Anatomy of a Franken-bill
Original House Bill 885: Would allow the use of medical marijuana to treat seizure disorders.
Franken-bill 885: Keeps medical marijuana language. Adds language of SB 397, which mandates insurance coverage for young children with autism.
Original Senate Bill 292: Would create a statewide Alzheimer's disease registry to gather data on the disease.
Franken-bill 292: Creates an Alzheimer's registry and (per HB 707) would bar any state or local government or agency from operating a health care exchange or navigator program allowed under the Affordable Care Act. It also would make it illegal for any public employee or agency to use state resources or time to advocate for the expansion of Medicaid.
The final days of the Georgia Legislature’s 2014 session are turning out to be less a case of “Schoolhouse Rock” and more a rumination on Mary Shelley’s “Frankenstein.”

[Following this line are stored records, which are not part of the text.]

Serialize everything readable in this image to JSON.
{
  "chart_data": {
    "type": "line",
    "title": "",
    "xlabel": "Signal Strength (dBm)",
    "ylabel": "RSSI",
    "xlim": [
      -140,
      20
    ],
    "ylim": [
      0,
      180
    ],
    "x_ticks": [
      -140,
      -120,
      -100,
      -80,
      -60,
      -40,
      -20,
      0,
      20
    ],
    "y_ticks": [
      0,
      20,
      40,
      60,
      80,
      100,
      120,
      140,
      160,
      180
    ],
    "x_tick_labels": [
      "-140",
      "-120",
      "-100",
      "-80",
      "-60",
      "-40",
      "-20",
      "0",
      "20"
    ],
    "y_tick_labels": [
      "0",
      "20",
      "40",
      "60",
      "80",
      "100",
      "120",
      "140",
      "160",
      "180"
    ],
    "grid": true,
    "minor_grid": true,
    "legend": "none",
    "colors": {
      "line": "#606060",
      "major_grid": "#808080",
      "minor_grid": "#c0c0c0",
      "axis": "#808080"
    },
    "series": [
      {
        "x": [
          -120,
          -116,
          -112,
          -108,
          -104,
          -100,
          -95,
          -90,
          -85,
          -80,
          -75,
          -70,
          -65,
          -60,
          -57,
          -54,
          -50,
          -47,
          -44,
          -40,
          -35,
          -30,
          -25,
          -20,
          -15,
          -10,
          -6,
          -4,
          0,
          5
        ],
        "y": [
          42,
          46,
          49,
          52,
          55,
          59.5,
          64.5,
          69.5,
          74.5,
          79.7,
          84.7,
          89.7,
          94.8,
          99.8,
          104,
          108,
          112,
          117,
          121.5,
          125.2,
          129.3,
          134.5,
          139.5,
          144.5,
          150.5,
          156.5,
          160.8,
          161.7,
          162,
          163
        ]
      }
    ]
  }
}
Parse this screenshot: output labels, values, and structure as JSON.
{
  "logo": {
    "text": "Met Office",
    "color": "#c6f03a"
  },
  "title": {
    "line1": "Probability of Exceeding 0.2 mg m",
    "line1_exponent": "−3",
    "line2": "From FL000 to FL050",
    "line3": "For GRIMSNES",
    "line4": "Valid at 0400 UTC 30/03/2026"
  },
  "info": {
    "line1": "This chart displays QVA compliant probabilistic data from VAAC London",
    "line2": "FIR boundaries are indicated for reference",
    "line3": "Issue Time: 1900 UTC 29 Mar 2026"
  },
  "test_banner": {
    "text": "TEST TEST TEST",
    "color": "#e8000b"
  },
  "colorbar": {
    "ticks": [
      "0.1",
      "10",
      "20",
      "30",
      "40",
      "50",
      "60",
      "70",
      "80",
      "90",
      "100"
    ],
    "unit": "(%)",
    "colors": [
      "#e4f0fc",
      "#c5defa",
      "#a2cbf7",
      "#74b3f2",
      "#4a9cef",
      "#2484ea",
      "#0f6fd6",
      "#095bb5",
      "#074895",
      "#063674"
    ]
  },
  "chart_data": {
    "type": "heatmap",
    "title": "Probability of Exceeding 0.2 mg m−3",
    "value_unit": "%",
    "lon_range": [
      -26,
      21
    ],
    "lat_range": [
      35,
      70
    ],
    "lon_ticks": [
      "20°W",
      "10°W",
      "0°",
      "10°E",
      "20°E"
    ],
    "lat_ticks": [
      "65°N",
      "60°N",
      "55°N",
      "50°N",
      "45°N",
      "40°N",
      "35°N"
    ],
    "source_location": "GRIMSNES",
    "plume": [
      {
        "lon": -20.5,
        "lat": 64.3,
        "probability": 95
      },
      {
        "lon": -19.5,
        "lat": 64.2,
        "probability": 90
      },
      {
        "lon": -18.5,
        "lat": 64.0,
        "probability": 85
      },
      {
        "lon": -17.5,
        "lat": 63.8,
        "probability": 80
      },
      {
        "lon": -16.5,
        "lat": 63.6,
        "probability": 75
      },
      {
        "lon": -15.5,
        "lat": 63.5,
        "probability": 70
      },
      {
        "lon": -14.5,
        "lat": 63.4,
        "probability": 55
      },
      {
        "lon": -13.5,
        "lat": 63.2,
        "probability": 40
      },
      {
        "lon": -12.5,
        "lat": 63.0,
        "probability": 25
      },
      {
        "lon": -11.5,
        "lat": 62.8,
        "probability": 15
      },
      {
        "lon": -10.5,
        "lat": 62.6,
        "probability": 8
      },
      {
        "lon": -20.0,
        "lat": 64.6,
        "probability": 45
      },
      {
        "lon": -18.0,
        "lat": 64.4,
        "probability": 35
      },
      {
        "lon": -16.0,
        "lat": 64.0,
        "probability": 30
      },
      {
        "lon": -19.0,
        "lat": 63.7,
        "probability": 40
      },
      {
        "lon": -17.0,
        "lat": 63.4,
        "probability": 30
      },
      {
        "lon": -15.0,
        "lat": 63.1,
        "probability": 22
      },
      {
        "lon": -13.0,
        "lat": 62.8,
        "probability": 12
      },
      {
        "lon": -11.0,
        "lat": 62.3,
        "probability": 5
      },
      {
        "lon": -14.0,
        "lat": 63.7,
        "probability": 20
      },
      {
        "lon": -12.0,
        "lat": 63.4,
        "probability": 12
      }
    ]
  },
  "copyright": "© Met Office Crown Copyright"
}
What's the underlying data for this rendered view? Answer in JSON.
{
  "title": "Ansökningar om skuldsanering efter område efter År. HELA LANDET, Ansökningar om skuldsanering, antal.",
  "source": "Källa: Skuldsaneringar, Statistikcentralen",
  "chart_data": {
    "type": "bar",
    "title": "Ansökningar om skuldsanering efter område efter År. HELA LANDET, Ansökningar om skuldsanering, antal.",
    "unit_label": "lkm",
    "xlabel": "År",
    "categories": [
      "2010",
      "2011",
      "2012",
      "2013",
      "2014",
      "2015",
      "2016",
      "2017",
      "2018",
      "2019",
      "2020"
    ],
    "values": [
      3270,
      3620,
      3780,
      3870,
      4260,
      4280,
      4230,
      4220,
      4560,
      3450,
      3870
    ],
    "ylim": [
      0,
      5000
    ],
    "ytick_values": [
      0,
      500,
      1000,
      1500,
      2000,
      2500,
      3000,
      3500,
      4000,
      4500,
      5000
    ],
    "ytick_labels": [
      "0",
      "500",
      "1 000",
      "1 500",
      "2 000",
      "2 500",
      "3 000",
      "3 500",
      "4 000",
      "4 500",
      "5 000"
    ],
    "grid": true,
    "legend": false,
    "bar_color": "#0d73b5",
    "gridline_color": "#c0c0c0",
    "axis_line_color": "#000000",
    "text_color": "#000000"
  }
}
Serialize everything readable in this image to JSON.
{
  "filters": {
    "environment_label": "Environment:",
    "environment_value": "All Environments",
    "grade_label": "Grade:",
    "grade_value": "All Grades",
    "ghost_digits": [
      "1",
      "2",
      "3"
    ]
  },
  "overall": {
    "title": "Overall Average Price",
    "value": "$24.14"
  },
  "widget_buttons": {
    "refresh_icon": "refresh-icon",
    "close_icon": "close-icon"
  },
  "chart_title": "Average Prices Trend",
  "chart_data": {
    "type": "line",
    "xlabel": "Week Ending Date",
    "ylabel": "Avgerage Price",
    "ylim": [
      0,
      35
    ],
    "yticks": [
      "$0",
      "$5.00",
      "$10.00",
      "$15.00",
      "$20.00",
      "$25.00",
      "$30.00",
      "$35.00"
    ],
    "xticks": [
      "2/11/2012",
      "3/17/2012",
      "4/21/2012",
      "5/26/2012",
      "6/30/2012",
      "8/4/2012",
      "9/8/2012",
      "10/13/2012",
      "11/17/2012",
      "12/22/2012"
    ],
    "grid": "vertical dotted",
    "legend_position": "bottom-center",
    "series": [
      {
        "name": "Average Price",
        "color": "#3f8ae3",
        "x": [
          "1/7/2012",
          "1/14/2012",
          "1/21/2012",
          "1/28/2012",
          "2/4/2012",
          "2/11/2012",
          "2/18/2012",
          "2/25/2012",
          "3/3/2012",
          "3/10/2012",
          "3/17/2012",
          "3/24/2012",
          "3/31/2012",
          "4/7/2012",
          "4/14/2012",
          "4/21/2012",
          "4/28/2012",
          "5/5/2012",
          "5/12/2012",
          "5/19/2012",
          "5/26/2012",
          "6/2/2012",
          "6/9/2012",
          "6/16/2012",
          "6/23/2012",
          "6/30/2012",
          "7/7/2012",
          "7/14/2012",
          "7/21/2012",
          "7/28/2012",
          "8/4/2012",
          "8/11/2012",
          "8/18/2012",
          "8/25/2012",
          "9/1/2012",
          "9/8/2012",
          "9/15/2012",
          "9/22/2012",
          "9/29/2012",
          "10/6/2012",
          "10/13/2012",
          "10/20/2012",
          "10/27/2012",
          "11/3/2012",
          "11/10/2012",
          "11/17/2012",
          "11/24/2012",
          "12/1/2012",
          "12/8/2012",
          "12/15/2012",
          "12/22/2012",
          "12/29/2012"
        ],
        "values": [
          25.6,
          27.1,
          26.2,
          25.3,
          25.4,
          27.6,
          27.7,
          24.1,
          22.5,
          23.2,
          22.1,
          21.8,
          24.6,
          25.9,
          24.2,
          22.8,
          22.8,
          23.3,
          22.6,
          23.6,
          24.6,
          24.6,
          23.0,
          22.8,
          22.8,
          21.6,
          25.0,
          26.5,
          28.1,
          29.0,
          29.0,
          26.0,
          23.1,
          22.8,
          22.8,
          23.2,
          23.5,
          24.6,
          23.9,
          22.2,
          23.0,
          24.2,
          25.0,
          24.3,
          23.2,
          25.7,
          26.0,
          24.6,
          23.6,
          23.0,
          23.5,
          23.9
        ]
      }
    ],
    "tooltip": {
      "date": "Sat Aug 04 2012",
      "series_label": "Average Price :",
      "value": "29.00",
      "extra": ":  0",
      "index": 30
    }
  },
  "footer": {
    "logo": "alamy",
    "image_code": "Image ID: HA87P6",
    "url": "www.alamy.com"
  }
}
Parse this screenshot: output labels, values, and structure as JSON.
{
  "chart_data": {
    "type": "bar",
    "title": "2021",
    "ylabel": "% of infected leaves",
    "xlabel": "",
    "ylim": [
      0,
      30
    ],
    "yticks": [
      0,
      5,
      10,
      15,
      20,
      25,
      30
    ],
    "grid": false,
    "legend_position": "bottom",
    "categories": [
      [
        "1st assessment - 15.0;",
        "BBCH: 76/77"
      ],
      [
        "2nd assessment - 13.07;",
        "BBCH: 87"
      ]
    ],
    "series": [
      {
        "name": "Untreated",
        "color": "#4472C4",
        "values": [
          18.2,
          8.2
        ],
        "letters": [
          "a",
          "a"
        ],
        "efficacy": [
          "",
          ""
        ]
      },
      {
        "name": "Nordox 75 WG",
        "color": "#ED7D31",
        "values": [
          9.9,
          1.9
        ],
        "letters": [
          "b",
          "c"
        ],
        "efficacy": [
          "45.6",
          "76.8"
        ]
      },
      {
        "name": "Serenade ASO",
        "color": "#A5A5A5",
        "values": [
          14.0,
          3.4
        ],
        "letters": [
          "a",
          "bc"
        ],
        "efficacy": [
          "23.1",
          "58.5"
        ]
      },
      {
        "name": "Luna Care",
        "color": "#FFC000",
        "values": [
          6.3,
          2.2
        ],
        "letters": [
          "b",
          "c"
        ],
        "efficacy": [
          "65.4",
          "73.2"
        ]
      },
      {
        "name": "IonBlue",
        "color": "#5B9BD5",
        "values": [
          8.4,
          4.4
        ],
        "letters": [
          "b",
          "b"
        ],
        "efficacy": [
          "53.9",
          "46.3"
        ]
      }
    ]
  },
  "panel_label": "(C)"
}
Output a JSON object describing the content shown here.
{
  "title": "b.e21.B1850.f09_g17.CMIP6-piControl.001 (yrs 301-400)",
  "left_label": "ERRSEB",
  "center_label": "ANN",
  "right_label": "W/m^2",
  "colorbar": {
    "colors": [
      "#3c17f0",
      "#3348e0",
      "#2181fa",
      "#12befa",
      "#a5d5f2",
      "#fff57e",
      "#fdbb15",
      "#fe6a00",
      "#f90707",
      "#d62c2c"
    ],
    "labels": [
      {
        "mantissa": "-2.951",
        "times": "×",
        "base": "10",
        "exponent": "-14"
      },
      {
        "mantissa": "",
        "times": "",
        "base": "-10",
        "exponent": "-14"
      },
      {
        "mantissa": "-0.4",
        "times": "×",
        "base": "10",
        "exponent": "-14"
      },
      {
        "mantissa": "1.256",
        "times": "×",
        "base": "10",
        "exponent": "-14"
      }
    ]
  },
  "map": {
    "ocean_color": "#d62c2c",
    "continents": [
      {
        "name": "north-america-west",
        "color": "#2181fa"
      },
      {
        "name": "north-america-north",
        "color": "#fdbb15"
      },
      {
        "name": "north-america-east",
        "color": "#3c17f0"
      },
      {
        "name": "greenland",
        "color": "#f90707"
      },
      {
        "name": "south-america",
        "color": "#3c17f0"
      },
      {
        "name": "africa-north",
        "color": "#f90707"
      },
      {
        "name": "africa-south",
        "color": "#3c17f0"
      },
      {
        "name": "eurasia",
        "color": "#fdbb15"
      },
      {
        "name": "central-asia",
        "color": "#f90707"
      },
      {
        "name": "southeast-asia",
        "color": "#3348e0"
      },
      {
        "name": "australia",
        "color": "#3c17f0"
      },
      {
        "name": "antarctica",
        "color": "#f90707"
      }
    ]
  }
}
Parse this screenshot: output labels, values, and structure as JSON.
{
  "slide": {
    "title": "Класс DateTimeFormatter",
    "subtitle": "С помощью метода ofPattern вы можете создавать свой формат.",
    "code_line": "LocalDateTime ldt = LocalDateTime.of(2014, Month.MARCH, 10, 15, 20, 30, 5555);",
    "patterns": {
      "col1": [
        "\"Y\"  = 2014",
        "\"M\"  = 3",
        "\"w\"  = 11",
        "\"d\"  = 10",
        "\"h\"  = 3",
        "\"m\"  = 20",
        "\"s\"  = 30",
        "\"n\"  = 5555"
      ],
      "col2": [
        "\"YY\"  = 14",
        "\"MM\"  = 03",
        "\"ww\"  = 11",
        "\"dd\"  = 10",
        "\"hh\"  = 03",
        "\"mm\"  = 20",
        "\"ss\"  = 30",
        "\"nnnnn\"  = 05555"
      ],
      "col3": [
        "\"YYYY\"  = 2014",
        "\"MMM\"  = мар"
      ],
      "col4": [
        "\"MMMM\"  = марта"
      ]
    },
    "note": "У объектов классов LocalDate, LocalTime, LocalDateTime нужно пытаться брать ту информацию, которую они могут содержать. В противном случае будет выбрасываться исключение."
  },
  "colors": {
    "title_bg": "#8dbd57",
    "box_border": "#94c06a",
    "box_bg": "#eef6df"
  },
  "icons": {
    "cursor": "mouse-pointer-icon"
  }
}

In a mix of strategy and desperation, lawmakers this year have taken an unusual number of different bills and sewn together pieces of them in hopes they survive to reach Gov. Nathan Deal’s desk. However, the stakes have been raised by the fact that caught up in the maneuvering, as the legislative calendar comes to a close, are issues affecting thousands, if not millions, of Georgians.
The House denuded an effort to privatize Georgia’s child welfare system? Fine, senators said, stripping a completely unrelated measure to glue the foster care bill onto it.
Senators made late changes to an anti-Obamacare bill? No problem, House members said last week, tacking it back onto an unrelated Senate bill that creates an Alzheimer’s registry.
The House refuses to take up a bill mandating insurance coverage for young children with autism? Big deal, senators said, adding the autism bill to one legalizing medical marijuana to treat seizure disorders.
Before the clock strikes midnight Thursday and lawmakers are forced to go home for the year, one or more of these “Franken-bills” likely will live on. Legislators just have to hope they aren’t greeted by townsfolk with torches and pitchforks.
Anna Bullard, whose daughter Ava is autistic, has fought for insurance coverage in Georgia for more than a year. She doesn’t find the gamesmanship amusing.
Senate Bill 397, the original autism insurance legislation, passed the Senate unanimously Feb. 25 but has gotten nowhere in the House. The Senate last week added the language from SB 397 to House Bill 885, the medical marijuana bill that overwhelmingly passed the House. Legislative procedure dictates that HB 885 now go back to the House, but it gets to skip the committee process and go straight to the floor for consideration.
“It’s on 885, and I think the hope was that the House really wanted to pass that, so they’d be willing to pass autism,” Bullard said.
The patchwork bills are part of a larger back-and-forth between the chambers that has tempers rising. The House last week added just one Senate bill to the floor debate calendar for Tuesday, the 39th day of the 40-day session. Typically, in the final days, dozens of bills are considered in each chamber.
The move by House members was a kind of protest over what representatives felt was a logjam of their bills in Senate committees. In response, the Senate tabled every House bill it had on its debate calendar for this past Thursday — although it eventually relented and called more than a dozen bills for a vote.
House Speaker David Ralston, R-Blue Ridge, accused the Senate of trying to be “cute.”
“We always kind of get to this point where we have some frustrations,” Ralston told colleagues. “They seem to have been a little different, maybe a little higher level over the past few days.”
Ralston said House bills “are being toyed with over on the other side.”
Senate leaders, no surprise, have a much different view.
“I think we’re being creative,” said Senate Health and Human Services Committee Chairwoman Renee Unterman, R-Buford, who has been at the center of many of the add-ons. “We have to deal with the hand we’ve been dealt: The session this year is so short.”
State officials decided to move Georgia’s primary elections this year to the earliest date in state history, May 20. The move prompted lawmakers to create a calendar keeping their visit to Atlanta short. In years past, the session has often extended well into April.
Exacerbating the issue is that it’s an election year for all lawmakers and they are eager to get home. State law prohibits them from fundraising during the session.
“We don’t have time to work these things out this year,” Unterman said. “That is exactly why you’re seeing all these attachments.”
Rep. Alan Powell, R-Hartwell, has been in the House since 1991 and has seen these kinds of flare-ups before. “I’ve seen this some years more than others, but it’s always that built-in stress that falls between the two bodies and individuals on different issues,” Powell said.
He added to the tumult last week by talking his colleagues into amending a minor measure, House Bill 60, which would have expanded state law to allow most judges, current and retired, to carry guns in Georgia. House members added to the bill much of this year’s major gun rights expansion legislation, House Bill 875, and then shipped it straight to the floor of the Senate.
“It’s the same game. I’ve seen this go on for years,” Powell said. Hopefully, he added, everyone will have gone home for the weekend, relieved their stress, and will show up this week ready to work.
“We’ll probably be there until midnight on Tuesday,” he said.